Auteur/autrice : Mélanie Cacace

  • Quelle place peut prendre le CMR dans le mouvement pour une révolution agricole et alimentaire ?

    Quelle place peut prendre le CMR dans le mouvement pour une révolution agricole et alimentaire ?

    LA MARTINIQUE, LABORATOIRE POUR UN NOUVEAU MODELE DE DEVELOPPEMENT DANS LA CARAÏBE ?

    Le professeur Godfrey NZAMUJO a été sollicité pour présenter son modèle SONGHAI à la Martinique et à la demande du diocèse, le CMR est entré dans la démarche pour porter cette action avec les autres partenaires déjà engagés dans ce projet.

    Aujourd’hui beaucoup de voix s’élèvent dans le monde pour dire que le modèle de développement actuel de la mondialisation est à bout de souffle : précarisation des situations, guerre économique entre les états avec le rapport de force comme seule arme diplomatique. Le constat est effroyable les gouvernements des états ne peuvent plus aujourd’hui rechercher l’intérêt général, mais leur principal objectif est de garantir la sécurité des intérêts des grands groupes dont les budgets sont souvent plus importants que ceux des états eux-mêmes. Les écarts se creusent entre les plus riches et le reste de la population, le travail ne joue plus son rôle d’intégration sociale.

    La Martinique se trouve à l’heure d’un choix et pour se donner les moyens de la réflexion, elle a fait appel au professeur Godfrey NZAMUJO, prêtre dominicain fondateur et directeur général du centre agroécologique de SONGHAI à Porto Novo au Bénin, modèle d’excellence selon l’ONU. Ce centre fonctionne sur la base de principes écologiques et en système d’autosuffisance. SONGHAI a pour principes fondateurs de ; Remettre l’homme au cœur de son développement dans le respect de son environnement. Selon le professeur NZAMUJO la terre doit être respectée, il veut revenir à « l’intelligence de la nature ». Le développement économique doit être durable et sans déchets, il parle de danse avec la nature. Le fondateur du centre part d’un constat, notre modèle d’agriculture conventionnel a trouvé ses limites : il ne peut pas nourrir l’humanité sans épuiser le sol et il n’est pas venu à bout de la pauvreté.
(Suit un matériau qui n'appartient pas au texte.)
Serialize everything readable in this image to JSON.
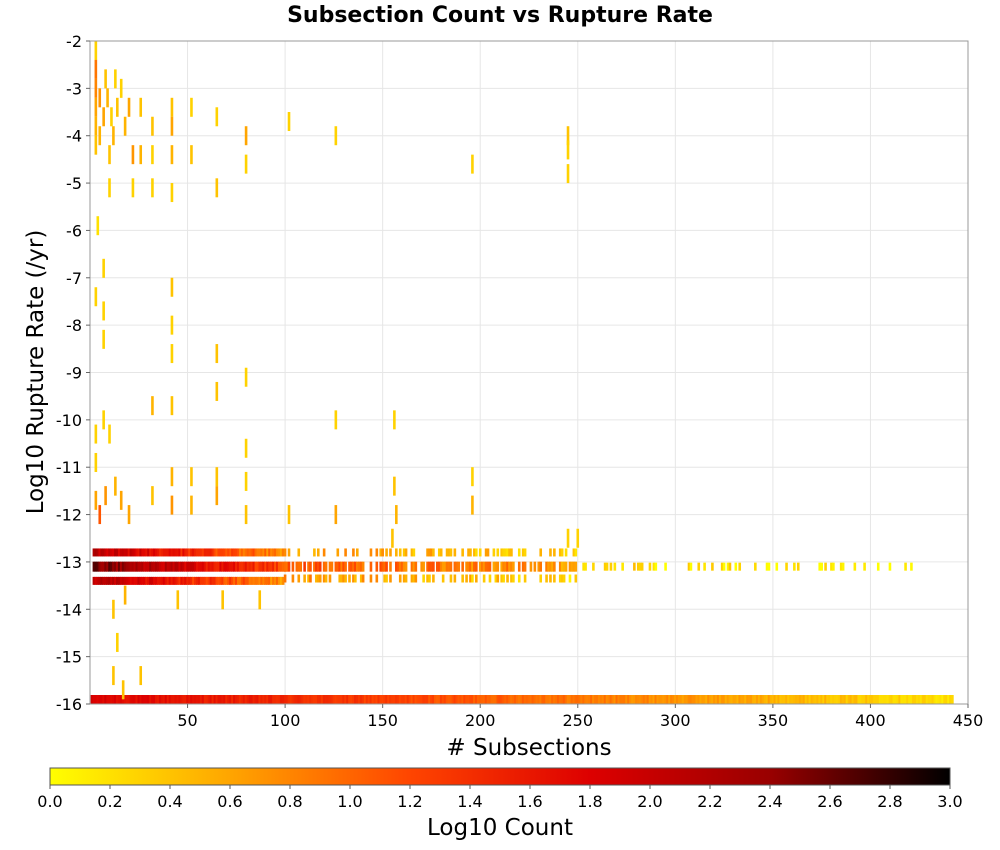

    L’objectif est de se reconnecter avec la nature et respecter la création à partir d’une vision systémique du monde car pour lui tout est connecté

    Certaines communes sont très intéressées par ce modèle et mettront à disposition des terrains pour cette ouvrir la voie à cette expérience

    Le professeur pendant deux semaines (19 novembre au 2 décembre) fera des visites de terrain, pour analyser apprendre le fonctionnement de la nature dans notre milieu. Il se basera aussi sur la ressource humaine, des personnes qui adhèrent complètement au concept et qui sont en mesure de développer cette vision sur le reste du territoire. Il faut convaincre le reste de la population, les élus mais en premier lieu les agriculteurs, les porteurs de projet et les institutions. Son modèle tridimensionnel (agriculture élevage et pisciculture) a une portée systémique c’est un levier qui permet le développement de toute une économie

    Le CMR s’inscrit pleinement dans cette vision qui renverse les données de l’ordre économique mondial actuel basé sur une compétitivité exacerbée et qui aboutit à la marchandisation de l’homme.

    Le CMR ECLAIREUR DE CONSCIENCE

    Le CMR avant d’être informé de ce projet s’était déjà inscrit dans une démarche de conscientisation de la population. Face à l’urgence climatique, il a paru nécessaire de jouer la proximité pour rappeler la réalité du réchauffement climatique à partir de faits précis et des rapports des experts et faire adhérer à l’impératif d’adopter de nouvelles pratiques de consommation et de comportement pour préserver notre environnement.

    Le 30 octobre dernier le CMR a donc organisé une conférence-débat sur le thème : agriculture et réchauffement climatique à la Martinique. Il s’agissait de débattre sur les conséquences de ce phénomène sur notre agriculture, de s’interroger sur les choix de nos agriculteurs, sur nos modes de consommation, de mettre en lumière que la préservation de notre environnement relève aussi du domaine individuel.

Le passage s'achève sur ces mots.